[afrinic-anti-spam-discuss] Deploying SPF
Graham Beneke
graham-ml at apolix.co.za
Sat Sep 29 11:06:42 SAST 2007
There were requests at the antispam BoF that we share our experinces and
best practices. Here are my comments on Sender Policy Framework.
In a nutshell - SPF is a system whereby a domain administrator is able
to define a list of the servers designated to send mail for the domain.
The reason that this is neccessary is that the original SMTP protocol
has no way of verifying the MAIL-FROM header that is transmitted during
the SMTP transaction.
There are two things that SPF is trying to mitigate:
The forgery or spoofing of mail from trusted domain names like banks and
government organisations.
And preventing spammers from diguising their mail as originating from
other domains.
The first issue is obviously very important in terms of phishing attacks
and other kinds of fraud. And SPF has been successful in preventing some
of the phishing scams that have occurred around the world.
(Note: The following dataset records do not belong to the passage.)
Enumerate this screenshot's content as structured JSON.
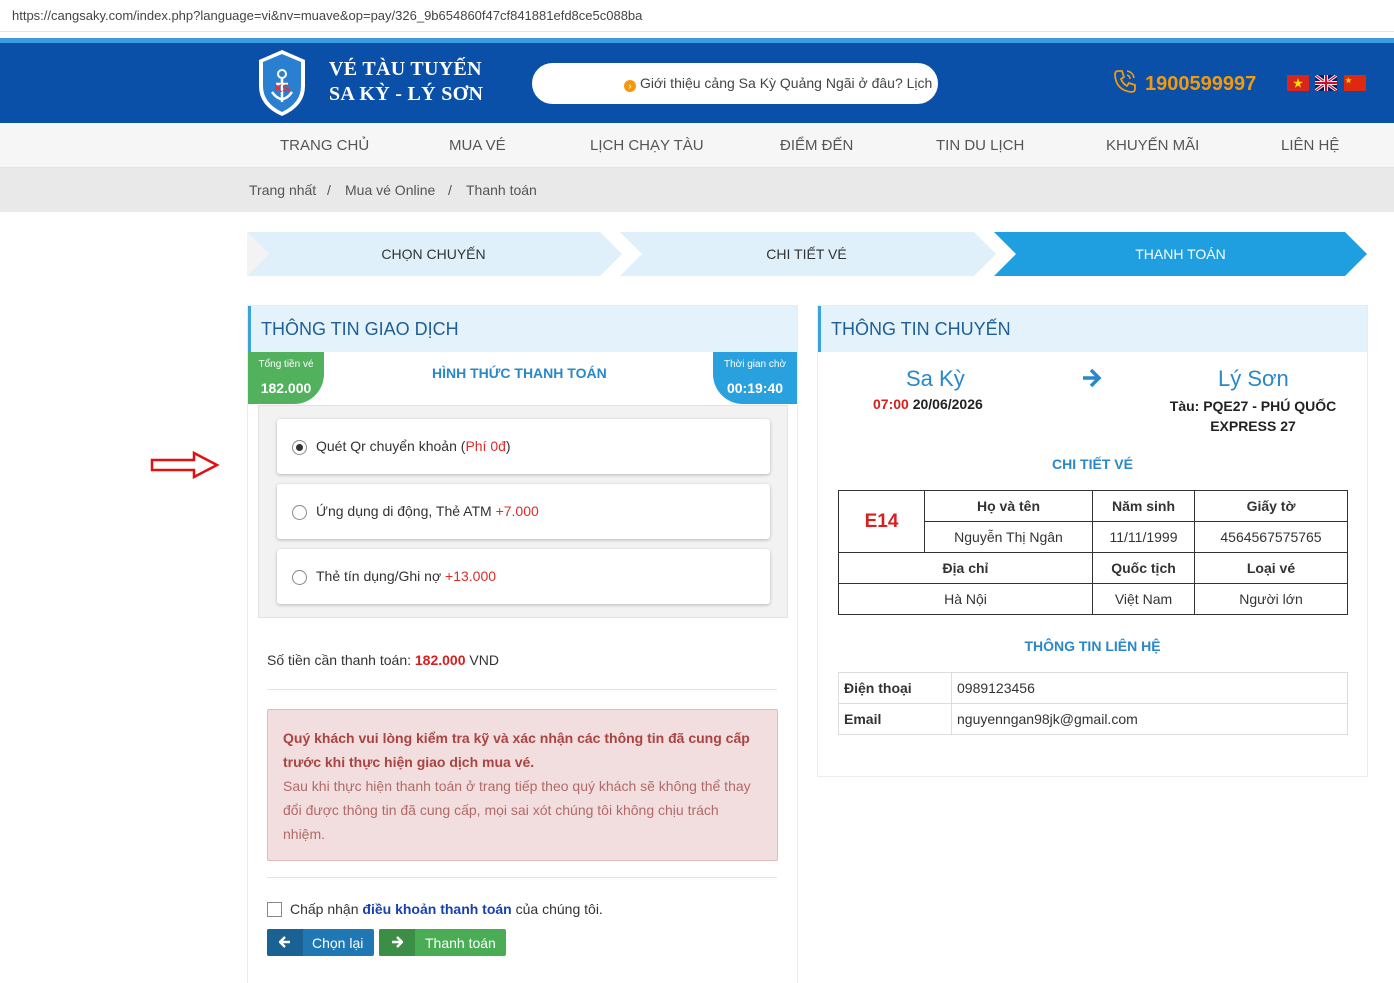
{
  "browser": {
    "url": "https://cangsaky.com/index.php?language=vi&nv=muave&op=pay/326_9b654860f47cf841881efd8ce5c088ba"
  },
  "header": {
    "brand_line1": "VÉ TÀU TUYẾN",
    "brand_line2": "SA KỲ - LÝ SƠN",
    "marquee_text": "Giới thiệu cảng Sa Kỳ Quảng Ngãi ở đâu? Lịch",
    "phone": "1900599997",
    "brand_color": "#0a4fa8",
    "accent_color": "#f29a0f"
  },
  "nav": {
    "items": [
      {
        "label": "TRANG CHỦ"
      },
      {
        "label": "MUA VÉ"
      },
      {
        "label": "LỊCH CHẠY TÀU"
      },
      {
        "label": "ĐIỂM ĐẾN"
      },
      {
        "label": "TIN DU LỊCH"
      },
      {
        "label": "KHUYẾN MÃI"
      },
      {
        "label": "LIÊN HỆ"
      }
    ]
  },
  "breadcrumb": {
    "items": [
      "Trang nhất",
      "Mua vé Online",
      "Thanh toán"
    ],
    "separator": "/"
  },
  "steps": {
    "items": [
      "CHỌN CHUYẾN",
      "CHI TIẾT VÉ",
      "THANH TOÁN"
    ],
    "active_index": 2
  },
  "transaction": {
    "title": "THÔNG TIN GIAO DỊCH",
    "total_label": "Tổng tiền vé",
    "total_value": "182.000",
    "method_title": "HÌNH THỨC THANH TOÁN",
    "wait_label": "Thời gian chờ",
    "wait_value": "00:19:40",
    "options": [
      {
        "label": "Quét Qr chuyển khoản",
        "fee": "(Phí 0đ)",
        "fee_suffix": ")",
        "checked": true
      },
      {
        "label": "Ứng dụng di động, Thẻ ATM",
        "fee": "+7.000",
        "checked": false
      },
      {
        "label": "Thẻ tín dụng/Ghi nợ",
        "fee": "+13.000",
        "checked": false
      }
    ],
    "amount_label": "Số tiền cần thanh toán:",
    "amount_value": "182.000",
    "amount_unit": "VND",
    "alert_bold": "Quý khách vui lòng kiểm tra kỹ và xác nhận các thông tin đã cung cấp trước khi thực hiện giao dịch mua vé.",
    "alert_text": "Sau khi thực hiện thanh toán ở trang tiếp theo quý khách sẽ không thể thay đổi được thông tin đã cung cấp, mọi sai xót chúng tôi không chịu trách nhiệm.",
    "terms_prefix": "Chấp nhận",
    "terms_link": "điều khoản thanh toán",
    "terms_suffix": "của chúng tôi.",
    "back_button": "Chọn lại",
    "pay_button": "Thanh toán"
  },
  "trip": {
    "title": "THÔNG TIN CHUYẾN",
    "from": "Sa Kỳ",
    "to": "Lý Sơn",
    "time": "07:00",
    "date": "20/06/2026",
    "ship": "Tàu: PQE27 - PHÚ QUỐC EXPRESS 27",
    "ticket_title": "CHI TIẾT VÉ",
    "ticket": {
      "seat": "E14",
      "headers": [
        "Họ và tên",
        "Năm sinh",
        "Giấy tờ"
      ],
      "values": [
        "Nguyễn Thị Ngân",
        "11/11/1999",
        "4564567575765"
      ],
      "headers2": [
        "Địa chỉ",
        "Quốc tịch",
        "Loại vé"
      ],
      "values2": [
        "Hà Nội",
        "Việt Nam",
        "Người lớn"
      ]
    },
    "contact_title": "THÔNG TIN LIÊN HỆ",
    "contact": [
      {
        "label": "Điện thoại",
        "value": "0989123456"
      },
      {
        "label": "Email",
        "value": "nguyenngan98jk@gmail.com"
      }
    ]
  }
}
In the second case - I am experiencing more and more spam runs where the
spammers are targetting one domain name as the forged source of the mail
and then sending out thousands of mail. Although this does not produce
spam directly there are often thousands of messages that fail to deliver
and all the "message delivery failure" messages then get sent to the
forged domain. This can cause thousands of emails to arrive at a mail
server in a matter of minutes. This is a concern for African operators
due to the costs of bandwidth and it can force mail servers into DoS.
There are two aspects of SPF:
The filtering of incoming mail. This requires patches or changes to the
configuration on many MTA's. On my MTA's SPF filtering currently
accounts for approximately 1% of the mail that is rejected by my server.
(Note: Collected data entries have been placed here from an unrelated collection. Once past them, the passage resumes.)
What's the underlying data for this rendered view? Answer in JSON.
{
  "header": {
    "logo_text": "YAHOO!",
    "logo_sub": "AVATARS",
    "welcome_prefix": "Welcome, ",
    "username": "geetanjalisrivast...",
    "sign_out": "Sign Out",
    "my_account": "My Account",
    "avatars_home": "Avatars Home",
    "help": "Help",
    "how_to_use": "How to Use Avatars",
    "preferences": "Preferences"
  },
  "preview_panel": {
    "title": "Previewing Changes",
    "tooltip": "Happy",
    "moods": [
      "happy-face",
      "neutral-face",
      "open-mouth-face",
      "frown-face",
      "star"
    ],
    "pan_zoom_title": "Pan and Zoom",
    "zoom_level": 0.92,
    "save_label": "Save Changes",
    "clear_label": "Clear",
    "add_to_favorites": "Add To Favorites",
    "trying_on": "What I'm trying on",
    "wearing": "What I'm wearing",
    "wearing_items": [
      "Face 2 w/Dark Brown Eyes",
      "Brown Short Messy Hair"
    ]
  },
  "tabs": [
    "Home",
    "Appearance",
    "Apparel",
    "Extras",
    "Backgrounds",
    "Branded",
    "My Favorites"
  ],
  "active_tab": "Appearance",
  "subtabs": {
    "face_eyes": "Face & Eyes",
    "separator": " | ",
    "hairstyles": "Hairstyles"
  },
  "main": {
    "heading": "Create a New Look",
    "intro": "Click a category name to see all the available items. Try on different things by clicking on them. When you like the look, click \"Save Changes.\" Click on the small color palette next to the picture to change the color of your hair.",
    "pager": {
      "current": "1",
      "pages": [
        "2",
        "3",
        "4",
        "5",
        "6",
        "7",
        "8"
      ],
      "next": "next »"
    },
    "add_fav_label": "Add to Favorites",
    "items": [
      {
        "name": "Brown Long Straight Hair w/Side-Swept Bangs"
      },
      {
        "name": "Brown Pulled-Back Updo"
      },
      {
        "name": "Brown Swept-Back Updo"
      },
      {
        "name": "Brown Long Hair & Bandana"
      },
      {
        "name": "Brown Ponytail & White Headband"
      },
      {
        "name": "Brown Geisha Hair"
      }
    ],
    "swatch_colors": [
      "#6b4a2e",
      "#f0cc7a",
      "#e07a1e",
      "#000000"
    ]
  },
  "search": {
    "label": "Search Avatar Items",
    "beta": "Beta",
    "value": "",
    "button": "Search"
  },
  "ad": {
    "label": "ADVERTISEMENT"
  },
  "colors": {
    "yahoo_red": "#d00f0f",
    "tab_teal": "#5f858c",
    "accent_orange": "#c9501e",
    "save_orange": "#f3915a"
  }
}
The SPF setup for the sending side of the process simply involves
writting one extra record into the DNS zone of each domain. This is a
relatively quick and simple process (taking less than an hour in
general) and produces huge benefits for the amount of effort required.
There are a number of large operators that have implemented SPF
(including gmail). Although there are also many servers that do not yet
filter based on SPF records, it has now reached a critical mass whereby
it is generally not viable for a spammer to spoof an SPF protected
domain. If a domain is being the subject of a spoofing attack and an SPF
record is implemented then the spoofing attacks very often subside in
less than 3 weeks.
It is important however to note that SPF is not specifically a spam
prevention technique. There are spammers who are now registering
'throw-away' domains that they publish SPF records for and then use
these as the source address for their messages. SPF does however close a
major loophole in the SMTP specification and prevents abuse of the mail
system.
More details can be found on the SPF website http://www.openspf.org
I'd be happy to respond to questions or comments on the list.